Gujarat unfortunately known for its intra-community divide drops this side of its identity when it comes to doing business. “In 1992 and again in 2002 when communal sentiments were at their height, for a few months relations are strained,” says Umarbhai. Then things return to the proverbial, businesslike normal.
 
While the kites of Rampur, Jaipur and Jodhpur are famously made from other materials, the kagaz ki kalaakaari (art of paper made kites that fly high and far) rests solely with the women and men, Muslims, of Ahmedabad.

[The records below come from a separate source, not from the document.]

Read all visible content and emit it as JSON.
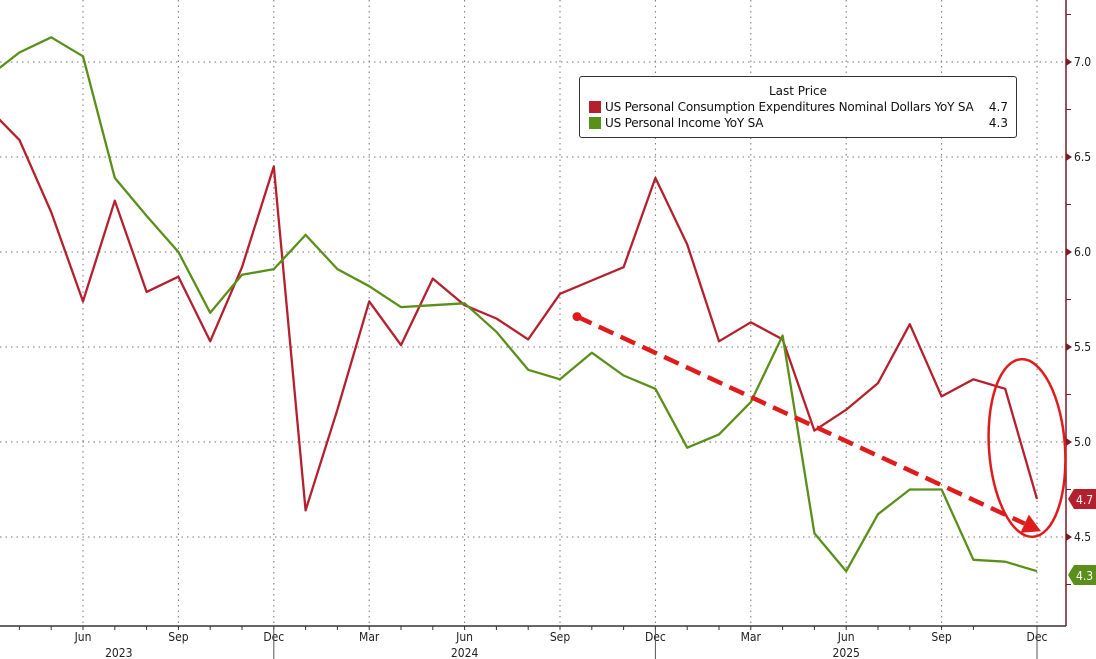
{
  "chart_data": {
    "type": "line",
    "title": "",
    "xlabel": "",
    "ylabel": "",
    "legend_title": "Last Price",
    "legend_placement": "top-right",
    "grid": true,
    "ylim": [
      4.03,
      7.33
    ],
    "y_ticks": [
      "4.5",
      "5.0",
      "5.5",
      "6.0",
      "6.5",
      "7.0"
    ],
    "y_axis_side": "right",
    "x_month_ticks": [
      {
        "label": "Jun",
        "date": "2023-06"
      },
      {
        "label": "Sep",
        "date": "2023-09"
      },
      {
        "label": "Dec",
        "date": "2023-12"
      },
      {
        "label": "Mar",
        "date": "2024-03"
      },
      {
        "label": "Jun",
        "date": "2024-06"
      },
      {
        "label": "Sep",
        "date": "2024-09"
      },
      {
        "label": "Dec",
        "date": "2024-12"
      },
      {
        "label": "Mar",
        "date": "2025-03"
      },
      {
        "label": "Jun",
        "date": "2025-06"
      },
      {
        "label": "Sep",
        "date": "2025-09"
      },
      {
        "label": "Dec",
        "date": "2025-12"
      }
    ],
    "x_year_labels": [
      {
        "label": "2023",
        "date": "2023-07"
      },
      {
        "label": "2024",
        "date": "2024-06"
      },
      {
        "label": "2025",
        "date": "2025-06"
      }
    ],
    "x": [
      "2023-03",
      "2023-04",
      "2023-05",
      "2023-06",
      "2023-07",
      "2023-08",
      "2023-09",
      "2023-10",
      "2023-11",
      "2023-12",
      "2024-01",
      "2024-02",
      "2024-03",
      "2024-04",
      "2024-05",
      "2024-06",
      "2024-07",
      "2024-08",
      "2024-09",
      "2024-10",
      "2024-11",
      "2024-12",
      "2025-01",
      "2025-02",
      "2025-03",
      "2025-04",
      "2025-05",
      "2025-06",
      "2025-07",
      "2025-08",
      "2025-09",
      "2025-10",
      "2025-11",
      "2025-12"
    ],
    "series": [
      {
        "name": "US Personal Consumption Expenditures Nominal Dollars YoY SA",
        "last": "4.7",
        "color": "#b5202e",
        "values": [
          6.76,
          6.59,
          6.21,
          5.74,
          6.27,
          5.79,
          5.87,
          5.53,
          5.92,
          6.45,
          4.64,
          5.17,
          5.74,
          5.51,
          5.86,
          5.72,
          5.65,
          5.54,
          5.78,
          5.85,
          5.92,
          6.39,
          6.04,
          5.53,
          5.63,
          5.54,
          5.06,
          5.17,
          5.31,
          5.62,
          5.24,
          5.33,
          5.28,
          4.7
        ]
      },
      {
        "name": "US Personal Income YoY SA",
        "last": "4.3",
        "color": "#5a8f1a",
        "values": [
          6.92,
          7.05,
          7.13,
          7.03,
          6.39,
          6.19,
          6.0,
          5.68,
          5.88,
          5.91,
          6.09,
          5.91,
          5.82,
          5.71,
          5.72,
          5.73,
          5.58,
          5.38,
          5.33,
          5.47,
          5.35,
          5.28,
          4.97,
          5.04,
          5.21,
          5.56,
          4.52,
          4.32,
          4.62,
          4.75,
          4.75,
          4.38,
          4.37,
          4.32
        ]
      }
    ],
    "annotations": [
      {
        "type": "dashed-arrow",
        "color": "#e01b1b",
        "from": {
          "date": "2024-09",
          "value": 5.66
        },
        "to": {
          "date": "2025-12",
          "value": 4.52
        }
      },
      {
        "type": "ellipse",
        "color": "#e01b1b",
        "around": "2025-11 to 2025-12 drop"
      }
    ]
  }
}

Manufacturers sell to the stockists (wholesalers) from all over Gujarat; Umarbhai’s stock goes as far as stockists in Nadiad, Kalol and nearby Kalupur: Kalaa hamare haath mein hai, Vyapaar unke haat mein. (The manufacturing is with us, the trade is in Hindu hands)
 
The months after Diwali (around October-November each year) and Uttarayan ( kite flying festival on the occasion of Makar Sakranti) are the busiest. Each home, depending on the capacity of the women members, makes as many as 4-10,000 kites and is paid per piece). Designs are carefully chosen and dished out. While the paper-cutting. Designing and pasting is a Gujarati skill, the dori rangna (colouring of the maanjha, the string that flies the kites) is a skill handled by kaarigars (skilled worksmiths) from Kolkatta. Though many of these are Muslims, some are not; they come and station themselves in Ahmedabad for the tricky and skilled task of mixing ground glass paste and colours that are then coated on the strong that flies the kites. The proportion of the mix is crucial: too much can sear fingers that fly the kites, and too little glass can make you fail the Uttarayan  test: flying the kite and cutting down the one of your opponent. The most famous doris are from Bareilly and Surat. The Bareilly dori is available in markets there. the dori worksmiths from Kolkatta come in to Gujarat. But the final product is pasted together in and around Ahmedabd’s Jamalpur. Before they are flown high up in the sky.